Moschea, contratto di vendita da un milione e 500mila euro

La firma del contratto tra l’associazione di promozione sociale presieduta da Prince Howlader, 33 anni, e l’erede dei proprietari dell’ex segheria Rosso della quale sono rimasti solo dei ruderi, risale al 30 luglio scorso, nello studio del notaio Furio Gelletti di Monfalcone (curiosa coincidenza, tra l’altro, visto che proprio Monfalcone vive da anni la non facile convivenza tra italiani e migranti bengalesi, perlopiù impiegati anche lì in Fincantieri, ed è di Monfalcone anche Anna Maria Cisint, l’europarlamentare della Lega che sta dando battaglia al progetto di Howlader anche con un esposto alla guardia di finanza).


Bisogna allora andare all’articolo 5 del contratto di 12 pagine per “parlare di soldi”: confermato il costo di un milione e 500mila euro di cui 150mila erano già stati versati nel marzo del 2025 dai bengalesi con la firma del contratto preliminare dopo il quale è iniziata la progettazione della moschea.

Il 30 luglio scorso, al momento dell’acquisto, i “Giovani per l’umanità” staccano anche un assegno da 40mila euro, riducendo a un milione 310mila euro la parte restante da versare.

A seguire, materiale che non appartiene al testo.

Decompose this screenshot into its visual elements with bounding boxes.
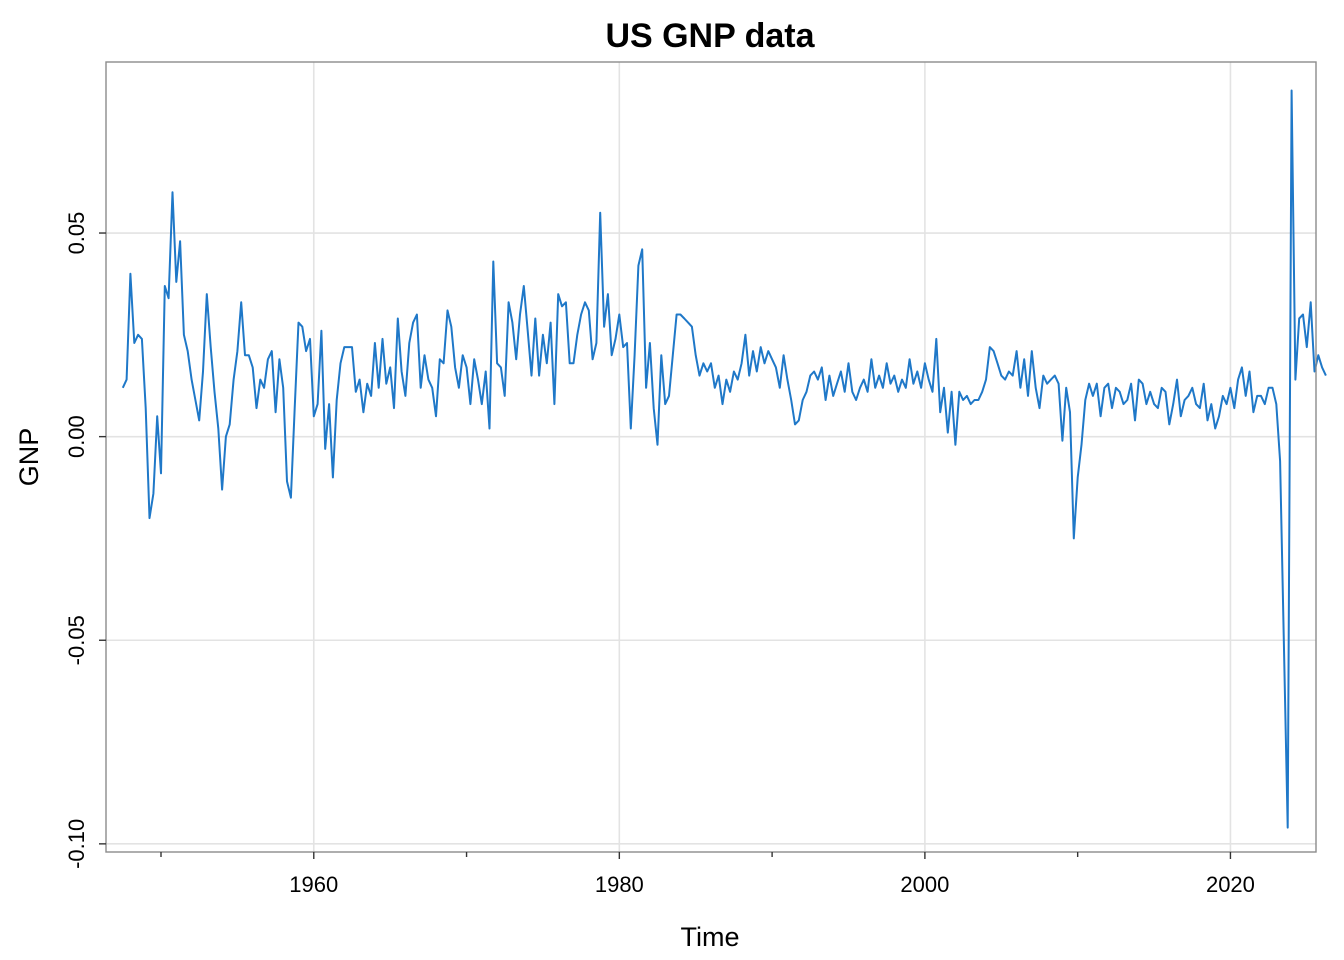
x-tick-label: 2020 xyxy=(1206,872,1255,897)
y-axis-label: GNP xyxy=(14,428,44,487)
series-layer xyxy=(121,89,1327,829)
y-tick-label: -0.10 xyxy=(64,819,89,869)
y-tick-label: -0.05 xyxy=(64,615,89,665)
x-tick-label: 1980 xyxy=(595,872,644,897)
y-axis: -0.10 -0.05 0.00 0.05 xyxy=(64,212,106,869)
gnp-series-line xyxy=(121,89,1327,829)
chart-title: US GNP data xyxy=(605,17,815,55)
y-tick-label: 0.00 xyxy=(64,415,89,458)
plot-frame xyxy=(105,61,1317,853)
y-tick-label: 0.05 xyxy=(64,212,89,255)
grid-lines xyxy=(106,62,1316,852)
x-tick-label: 2000 xyxy=(900,872,949,897)
x-axis-label: Time xyxy=(681,922,740,952)
x-axis: 1960 1980 2000 2020 xyxy=(160,852,1255,897)
x-tick-label: 1960 xyxy=(289,872,338,897)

E qui scattano dieci rate da onorare fino al 31 dicembre 2028, con la prossima prevista per il 10 settembre da 60mila euro, una da 125mila euro entro il 31 dicembre 2026 per proseguire con le successive che, dalla quinta in poi, saranno tutte di 150mila euro ciascuna, il tutto comunque senza interessi. 


Compravendita condizionata, cosa vuol dire

Come detto, però, si tratta di una “compravendita condizionata” che prevede, come precisa l’atto notarile, che con “il mancato pagamento di una o più rate che superino complessivamente l’ottava parte del corrispettivo di vendita (pari a 187.500 euro, ndr.), il contratto si intenderà automaticamente risolto”, con l’erede dell’ex segheria che tornerà in possesso del terreno “trattenendo quanto già percepito a titolo di penale o di indennizzo”.

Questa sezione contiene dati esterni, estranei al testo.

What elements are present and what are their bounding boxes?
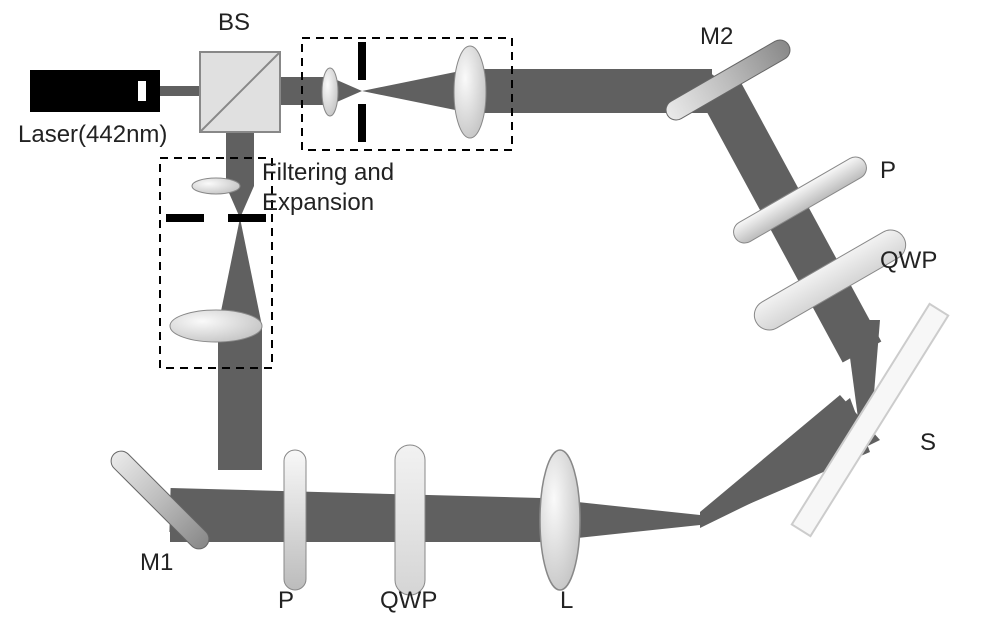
label-p-top: P [880, 157, 896, 184]
label-l: L [560, 587, 573, 614]
polarizer-bottom [284, 450, 306, 590]
label-s: S [920, 429, 936, 456]
lens-l [540, 450, 580, 590]
label-p-bot: P [278, 587, 294, 614]
lens-small-side [192, 178, 240, 194]
qwp-bottom [395, 445, 425, 595]
label-qwp-bot: QWP [380, 587, 437, 614]
lens-small-top [322, 68, 338, 116]
label-qwp-top: QWP [880, 247, 937, 274]
label-bs: BS [218, 9, 250, 36]
lens-big-top [454, 46, 486, 138]
label-filter-1: Filtering and [262, 159, 394, 186]
label-laser: Laser(442nm) [18, 121, 167, 148]
lens-big-side [170, 310, 262, 342]
optics-diagram: Laser(442nm) BS M1 M2 P QWP P QWP L S Filtering an… [0, 0, 1000, 639]
label-m2: M2 [700, 23, 733, 50]
label-filter-2: Expansion [262, 189, 374, 216]
label-m1: M1 [140, 549, 173, 576]
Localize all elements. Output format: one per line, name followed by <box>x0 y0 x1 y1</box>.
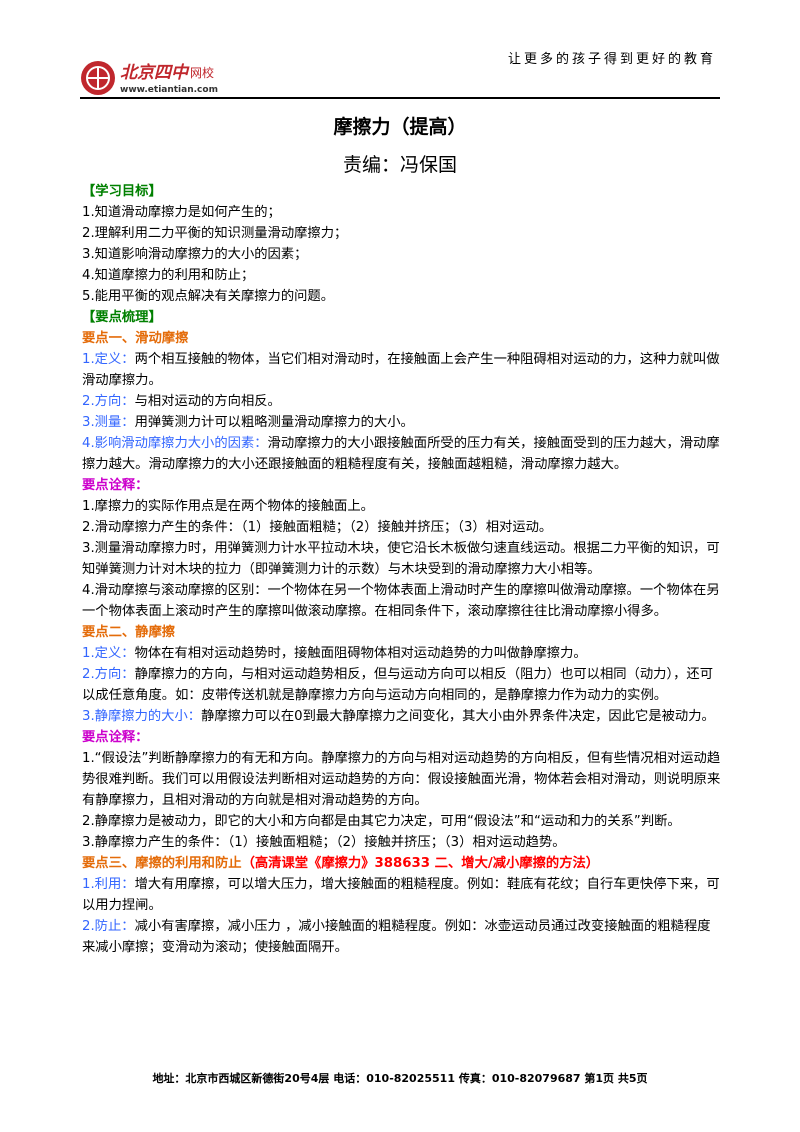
paragraph: 3.静摩擦力产生的条件：（1）接触面粗糙；（2）接触并挤压；（3）相对运动趋势。 <box>82 832 722 853</box>
paragraph: 2.静摩擦力是被动力，即它的大小和方向都是由其它力决定，可用“假设法”和“运动和… <box>82 811 722 832</box>
paragraph: 【要点梳理】 <box>82 307 722 328</box>
footer: 地址：北京市西城区新德街20号4层 电话：010-82025511 传真：010… <box>152 1072 648 1085</box>
text-run: （高清课堂《摩擦力》388633 二、增大/减小摩擦的方法） <box>241 856 600 871</box>
text-run: 4.滑动摩擦与滚动摩擦的区别：一个物体在另一个物体表面上滑动时产生的摩擦叫做滑动… <box>82 583 720 619</box>
text-run: 减小有害摩擦，减小压力 ，减小接触面的粗糙程度。例如：冰壶运动员通过改变接触面的… <box>82 919 711 955</box>
text-run: 要点一、滑动摩擦 <box>82 331 189 346</box>
text-run: 3.知道影响滑动摩擦力的大小的因素； <box>82 247 308 262</box>
paragraph: 4.影响滑动摩擦力大小的因素：滑动摩擦力的大小跟接触面所受的压力有关，接触面受到… <box>82 433 722 475</box>
text-run: 要点诠释： <box>82 478 149 493</box>
text-run: 要点二、静摩擦 <box>82 625 176 640</box>
paragraph: 1.知道滑动摩擦力是如何产生的； <box>82 202 722 223</box>
text-run: 1.摩擦力的实际作用点是在两个物体的接触面上。 <box>82 499 374 514</box>
paragraph: 4.滑动摩擦与滚动摩擦的区别：一个物体在另一个物体表面上滑动时产生的摩擦叫做滑动… <box>82 580 722 622</box>
paragraph: 2.滑动摩擦力产生的条件：（1）接触面粗糙；（2）接触并挤压；（3）相对运动。 <box>82 517 722 538</box>
text-run: 【学习目标】 <box>82 184 162 199</box>
paragraph: 要点诠释： <box>82 475 722 496</box>
text-run: 静摩擦力可以在0到最大静摩擦力之间变化，其大小由外界条件决定，因此它是被动力。 <box>201 709 715 724</box>
text-run: 1.知道滑动摩擦力是如何产生的； <box>82 205 281 220</box>
text-run: 要点三、摩擦的利用和防止 <box>82 856 242 871</box>
paragraph: 2.理解利用二力平衡的知识测量滑动摩擦力； <box>82 223 722 244</box>
paragraph: 【学习目标】 <box>82 181 722 202</box>
text-run: 与相对运动的方向相反。 <box>134 394 281 409</box>
text-run: 静摩擦力的方向，与相对运动趋势相反，但与运动方向可以相反（阻力）也可以相同（动力… <box>82 667 713 703</box>
text-run: 【要点梳理】 <box>82 310 162 325</box>
paragraph: 1.“假设法”判断静摩擦力的有无和方向。静摩擦力的方向与相对运动趋势的方向相反，… <box>82 748 722 811</box>
text-run: 滑动摩擦力的大小跟接触面所受的压力有关，接触面受到的压力越大，滑动摩擦力越大。滑… <box>82 436 720 472</box>
paragraph: 5.能用平衡的观点解决有关摩擦力的问题。 <box>82 286 722 307</box>
text-run: 1.定义： <box>82 352 135 367</box>
paragraph: 1.摩擦力的实际作用点是在两个物体的接触面上。 <box>82 496 722 517</box>
paragraph: 1.利用：增大有用摩擦，可以增大压力，增大接触面的粗糙程度。例如：鞋底有花纹；自… <box>82 874 722 916</box>
text-run: 2.防止： <box>82 919 135 934</box>
header-rule <box>80 97 720 99</box>
paragraph: 要点二、静摩擦 <box>82 622 722 643</box>
text-run: 两个相互接触的物体，当它们相对滑动时，在接触面上会产生一种阻碍相对运动的力，这种… <box>82 352 720 388</box>
logo-sub: 网校 <box>190 65 214 80</box>
text-run: 3.静摩擦力的大小： <box>82 709 202 724</box>
paragraph: 1.定义：物体在有相对运动趋势时，接触面阻碍物体相对运动趋势的力叫做静摩擦力。 <box>82 643 722 664</box>
text-run: 2.理解利用二力平衡的知识测量滑动摩擦力； <box>82 226 348 241</box>
logo-name: 北京四中 <box>120 63 190 83</box>
content: 【学习目标】 1.知道滑动摩擦力是如何产生的； 2.理解利用二力平衡的知识测量滑动摩… <box>82 181 722 958</box>
text-run: 4.知道摩擦力的利用和防止； <box>82 268 255 283</box>
paragraph: 3.静摩擦力的大小：静摩擦力可以在0到最大静摩擦力之间变化，其大小由外界条件决定… <box>82 706 722 727</box>
logo-url: www.etiantian.com <box>120 85 218 95</box>
paragraph: 2.方向：静摩擦力的方向，与相对运动趋势相反，但与运动方向可以相反（阻力）也可以… <box>82 664 722 706</box>
text-run: 5.能用平衡的观点解决有关摩擦力的问题。 <box>82 289 335 304</box>
text-run: 要点诠释： <box>82 730 149 745</box>
text-run: 1.定义： <box>82 646 135 661</box>
paragraph: 要点诠释： <box>82 727 722 748</box>
paragraph: 3.测量滑动摩擦力时，用弹簧测力计水平拉动木块，使它沿长木板做匀速直线运动。根据… <box>82 538 722 580</box>
text-run: 3.测量滑动摩擦力时，用弹簧测力计水平拉动木块，使它沿长木板做匀速直线运动。根据… <box>82 541 720 577</box>
paragraph: 1.定义：两个相互接触的物体，当它们相对滑动时，在接触面上会产生一种阻碍相对运动… <box>82 349 722 391</box>
title: 摩擦力（提高） <box>333 116 467 138</box>
text-run: 4.影响滑动摩擦力大小的因素： <box>82 436 268 451</box>
slogan: 让更多的孩子得到更好的教育 <box>507 52 716 67</box>
paragraph: 2.防止：减小有害摩擦，减小压力 ，减小接触面的粗糙程度。例如：冰壶运动员通过改… <box>82 916 722 958</box>
text-run: 3.静摩擦力产生的条件：（1）接触面粗糙；（2）接触并挤压；（3）相对运动趋势。 <box>82 835 566 850</box>
text-run: 3.测量： <box>82 415 135 430</box>
text-run: 2.滑动摩擦力产生的条件：（1）接触面粗糙；（2）接触并挤压；（3）相对运动。 <box>82 520 553 535</box>
text-run: 1.利用： <box>82 877 135 892</box>
logo: 北京四中 网校 www.etiantian.com <box>81 61 218 95</box>
paragraph: 2.方向：与相对运动的方向相反。 <box>82 391 722 412</box>
text-run: 增大有用摩擦，可以增大压力，增大接触面的粗糙程度。例如：鞋底有花纹；自行车更快停… <box>82 877 720 913</box>
paragraph: 要点一、滑动摩擦 <box>82 328 722 349</box>
paragraph: 要点三、摩擦的利用和防止（高清课堂《摩擦力》388633 二、增大/减小摩擦的方… <box>82 853 722 874</box>
text-run: 2.静摩擦力是被动力，即它的大小和方向都是由其它力决定，可用“假设法”和“运动和… <box>82 814 681 829</box>
paragraph: 3.知道影响滑动摩擦力的大小的因素； <box>82 244 722 265</box>
text-run: 用弹簧测力计可以粗略测量滑动摩擦力的大小。 <box>134 415 414 430</box>
paragraph: 4.知道摩擦力的利用和防止； <box>82 265 722 286</box>
text-run: 2.方向： <box>82 667 135 682</box>
text-run: 1.“假设法”判断静摩擦力的有无和方向。静摩擦力的方向与相对运动趋势的方向相反，… <box>82 751 721 808</box>
paragraph: 3.测量：用弹簧测力计可以粗略测量滑动摩擦力的大小。 <box>82 412 722 433</box>
editor: 责编：冯保国 <box>342 154 457 176</box>
text-run: 2.方向： <box>82 394 135 409</box>
text-run: 物体在有相对运动趋势时，接触面阻碍物体相对运动趋势的力叫做静摩擦力。 <box>134 646 587 661</box>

La clausola che esclude opere edilizie fino al 2028

Ma non basta, perché l’altra condizione risolutiva fissata obbliga i “Giovani per l’umanità” «a non modificare lo stato dei luoghi, né intervenire sul medesimo o intraprendere opere edilizie, salva la demolizione del fabbricato esistente». E, visto che l’ultima rata scatterà il 31 dicembre 2028, questo significa che fino a questa data non potrà essere posato neanche un mattone della moschea, se mai si potrà fare.

Cambio di destinazione d'uso

Infine, sempre in caso di risoluzione del contratto, c’è la partita del possibile cambio di destinazione d’uso: se il Comune lo concederà (facendo così perdere parte del valore del terreno che ora è ad uso produttivo), il venditore potrà rientrare in possesso del terreno e trattenersi 600mila euro, che scenderanno a 350mila se non ci saranno varianti.


Le denunce

Insomma, tutto studiato nei particolari, mentre si infiamma lo scontro tra Prince Howlader e Anna Maria Cisint. Il primo ha annunciato una denuncia per “istigazione all’odio razziale, islamofobia e razzismo” nei confronti dell’europarlamentare del Carroccio ed ex sindaca di Monfalcone, alla quale Cisint ieri ha già risposto: «Mi minacciano? Ovviamente non farò neanche mezzo passo indietro. Devono pubblicare i bilanci, come tutti. Li abbiamo beccati in flagrante a violare la legge e il loro stesso statuto e ora sono passati alle minacce, tentando di silenziarmi. D’altronde questo è ciò che succede quando si pretende legalità dall’islam radicale - replica l’europarlamentare -. La loro è una strategia ben precisa: si chiama “islam politico”, ossia l’uso politico della religione per raggiungere i propri obiettivi, insinuarsi nella nostra società e nelle nostre istituzioni e aggirare le regole a proprio piacimento».